A few options that will help to diagnose memory issues:
The JVM option -XX:+HeapDumpOnOutOfMemoryError will create a heap dump if the VM exits due to memory exhaustion. You can analyse the dump using something like eclipseMAT to determine the cause of the problem.
Also -verbose:gc will provide detailed garbage collection stats, and adding -Xloggc:<file> will redirect this to a file.
If you're using JNI (or any libraries that use JNI), it's easy to crash the JVM so that it leaves no traces at all. As far as I know, the only way to debug this kind of problems is to step through the native stuff with a debugger.
In addition to all of the other suggestions, check your codebase for calls to System.exit().
When a Java VM crashes with an EXCEPTION_ACCESS_VIOLATION and produces an hs_err_pidXXX.log file, what does that indicate? The error itself is basically a null pointer exception. Is it always caused by a bug in the JVM, or are there other causes like malfunctioning hardware or software conflicts?
Edit: there is a native component, this is an SWT application on win32.
Most of the times this is a bug in the VM.
But it can be caused by any native code (e.g. JNI calls).
The hs_err_pidXXX.log file should contain some information about where the problem happened.
You can also check the "Heap" section inside the file. Many of the VM bugs are caused by the garbage collection (expecially in older VMs). This section should show you if the garbage was running at the time of the crash. Also this section shows, if some sections of the heap are filled (the percentage numbers).
The VM is also much more likely to crash in a low memory situation than otherwise.
Answer found!
I had the same error and noticed that others who provided the contents of the pid log file were running 64 bit Windows. Just like me. At the end log file, it included the PATH statement. There I could see C:\Windows\SysWOW64 was incorrectly listed ahead of: %SystemRoot%\system32. Once I corrected it, the exception disappeared.
First thing you should do is upgrade your JVM to the latest you can.
Can you repeat the issue? Or does it seem to happen randomly? We recently had a problem where our JVM was crashing all over the place, at random times. Turns out it was a hardware problem. We put the drives in a new server and it completely went away.

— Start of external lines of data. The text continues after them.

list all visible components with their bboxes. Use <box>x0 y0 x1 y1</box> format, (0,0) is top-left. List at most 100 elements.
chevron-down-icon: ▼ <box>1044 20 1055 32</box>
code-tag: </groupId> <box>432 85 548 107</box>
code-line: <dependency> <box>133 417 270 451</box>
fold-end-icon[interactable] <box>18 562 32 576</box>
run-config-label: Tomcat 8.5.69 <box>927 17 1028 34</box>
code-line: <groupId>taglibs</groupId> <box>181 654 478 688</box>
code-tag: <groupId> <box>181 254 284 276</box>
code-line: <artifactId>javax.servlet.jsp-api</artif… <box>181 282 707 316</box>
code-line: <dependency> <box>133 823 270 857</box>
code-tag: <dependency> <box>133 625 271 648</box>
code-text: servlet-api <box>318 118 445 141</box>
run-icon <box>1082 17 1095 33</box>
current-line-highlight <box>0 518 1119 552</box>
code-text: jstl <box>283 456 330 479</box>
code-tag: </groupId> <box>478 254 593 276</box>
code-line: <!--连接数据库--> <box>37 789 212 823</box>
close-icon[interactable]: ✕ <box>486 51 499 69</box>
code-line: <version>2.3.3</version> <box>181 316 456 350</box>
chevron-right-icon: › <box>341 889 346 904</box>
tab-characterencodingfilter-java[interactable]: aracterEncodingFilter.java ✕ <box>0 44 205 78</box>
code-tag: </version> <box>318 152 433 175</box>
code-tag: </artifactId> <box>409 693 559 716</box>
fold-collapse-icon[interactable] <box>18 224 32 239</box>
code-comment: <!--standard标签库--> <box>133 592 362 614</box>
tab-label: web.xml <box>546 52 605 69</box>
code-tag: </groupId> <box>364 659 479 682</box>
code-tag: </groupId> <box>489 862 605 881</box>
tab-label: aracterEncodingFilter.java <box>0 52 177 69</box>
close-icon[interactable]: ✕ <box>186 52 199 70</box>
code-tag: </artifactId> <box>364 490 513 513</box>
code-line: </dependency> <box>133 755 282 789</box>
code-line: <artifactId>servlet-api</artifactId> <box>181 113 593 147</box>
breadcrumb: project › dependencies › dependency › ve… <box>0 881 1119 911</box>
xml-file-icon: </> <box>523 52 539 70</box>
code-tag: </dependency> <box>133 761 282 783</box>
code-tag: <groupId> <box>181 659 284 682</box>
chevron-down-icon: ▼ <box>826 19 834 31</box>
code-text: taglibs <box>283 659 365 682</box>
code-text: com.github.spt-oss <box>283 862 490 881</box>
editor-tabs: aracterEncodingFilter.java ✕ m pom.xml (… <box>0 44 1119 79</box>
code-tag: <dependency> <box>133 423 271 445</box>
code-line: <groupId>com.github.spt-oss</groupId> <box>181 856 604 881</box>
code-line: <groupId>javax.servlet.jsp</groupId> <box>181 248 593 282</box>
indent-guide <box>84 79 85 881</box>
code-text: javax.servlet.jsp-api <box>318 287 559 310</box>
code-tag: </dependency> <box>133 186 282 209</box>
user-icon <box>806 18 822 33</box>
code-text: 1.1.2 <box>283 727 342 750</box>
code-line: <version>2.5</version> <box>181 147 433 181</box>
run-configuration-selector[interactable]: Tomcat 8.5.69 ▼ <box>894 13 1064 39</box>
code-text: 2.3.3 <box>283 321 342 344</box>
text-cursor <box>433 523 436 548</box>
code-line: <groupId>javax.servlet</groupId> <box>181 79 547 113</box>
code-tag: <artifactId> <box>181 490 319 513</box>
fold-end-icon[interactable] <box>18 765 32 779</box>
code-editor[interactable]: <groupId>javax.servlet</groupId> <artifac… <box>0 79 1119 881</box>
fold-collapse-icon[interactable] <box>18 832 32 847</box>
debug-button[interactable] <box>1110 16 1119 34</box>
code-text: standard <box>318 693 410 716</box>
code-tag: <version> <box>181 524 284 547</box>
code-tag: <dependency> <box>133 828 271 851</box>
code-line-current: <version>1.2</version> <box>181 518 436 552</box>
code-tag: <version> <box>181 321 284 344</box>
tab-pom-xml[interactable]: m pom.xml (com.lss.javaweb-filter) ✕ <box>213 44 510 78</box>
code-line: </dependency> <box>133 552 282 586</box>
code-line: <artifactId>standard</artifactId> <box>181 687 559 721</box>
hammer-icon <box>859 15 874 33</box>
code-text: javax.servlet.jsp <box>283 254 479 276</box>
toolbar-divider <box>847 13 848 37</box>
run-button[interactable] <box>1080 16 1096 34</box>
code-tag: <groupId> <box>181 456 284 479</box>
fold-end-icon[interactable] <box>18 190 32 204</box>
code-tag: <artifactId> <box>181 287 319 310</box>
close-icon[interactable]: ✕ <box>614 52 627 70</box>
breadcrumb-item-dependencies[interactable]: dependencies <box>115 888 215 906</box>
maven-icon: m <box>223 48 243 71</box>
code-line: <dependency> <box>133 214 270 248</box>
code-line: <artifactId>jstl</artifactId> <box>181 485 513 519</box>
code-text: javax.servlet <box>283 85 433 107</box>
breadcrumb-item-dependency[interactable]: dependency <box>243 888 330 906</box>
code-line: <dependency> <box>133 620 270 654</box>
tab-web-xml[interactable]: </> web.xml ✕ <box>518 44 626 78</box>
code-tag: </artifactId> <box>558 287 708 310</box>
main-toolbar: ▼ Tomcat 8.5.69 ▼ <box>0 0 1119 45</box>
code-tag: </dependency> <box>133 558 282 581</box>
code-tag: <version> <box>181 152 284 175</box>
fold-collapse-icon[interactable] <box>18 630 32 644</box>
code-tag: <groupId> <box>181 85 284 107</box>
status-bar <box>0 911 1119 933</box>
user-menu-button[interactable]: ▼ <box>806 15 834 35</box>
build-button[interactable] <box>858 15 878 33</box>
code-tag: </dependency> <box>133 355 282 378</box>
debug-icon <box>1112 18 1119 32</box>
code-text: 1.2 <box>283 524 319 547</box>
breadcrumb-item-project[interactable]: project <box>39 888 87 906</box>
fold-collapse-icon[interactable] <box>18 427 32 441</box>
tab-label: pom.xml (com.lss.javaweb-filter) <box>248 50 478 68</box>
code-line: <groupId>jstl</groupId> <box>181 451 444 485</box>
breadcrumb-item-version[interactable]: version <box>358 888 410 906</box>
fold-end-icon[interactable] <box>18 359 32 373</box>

Bottom line, the JVM should never crash, as the poster above mentioned if your not doing any JNI then my gut is that you have a hardware problem.
The cause of the problem will be documented in the hs_err* file, if you know what to look for. Take a look, and if it still isn't clear, consider posting the first 5 or 10 lines of the stack trace and other pertinent info (don't post the whole thing, there's tons of info in there that won't help - but you have to figure out which 1% is important :-) )
Are you using a Browser widget and executing javascript in the Browser widget? If so, then there are bugs in some versions of SWT that causes the JVM to crash in native code, in various Windows libraries.
Two examples (that I opened) are bug 217306 and bug 127960. These two bug reports are not the only bug reports of the JVM crashing in SWT, however.
If you aren't using the Browser widget then these suggestions won't help you. In that case, you can search for a list of SWT bugs causing a JVM crash. If none of those are your issue, then I highly recommend that you open a bug report with SWT.
I have the same problem with a JNLP application that I have been using for a long time and is pretty reliable. The problem started immediately after I upgraded from Windows 7 to Windows 10. According to my investigation, it is most likely a bug in Win 10.
The following is not a solution, but an ugly workaround. In jre/bin directory, there is javaws.exe. If I right-clicked /Properties/Compatibility and ticked Run this program as an administrator, the JNLP app started to work.
Please, be aware that this approach could cause security issues and use it only if you have no other option and 100% know what you are doing.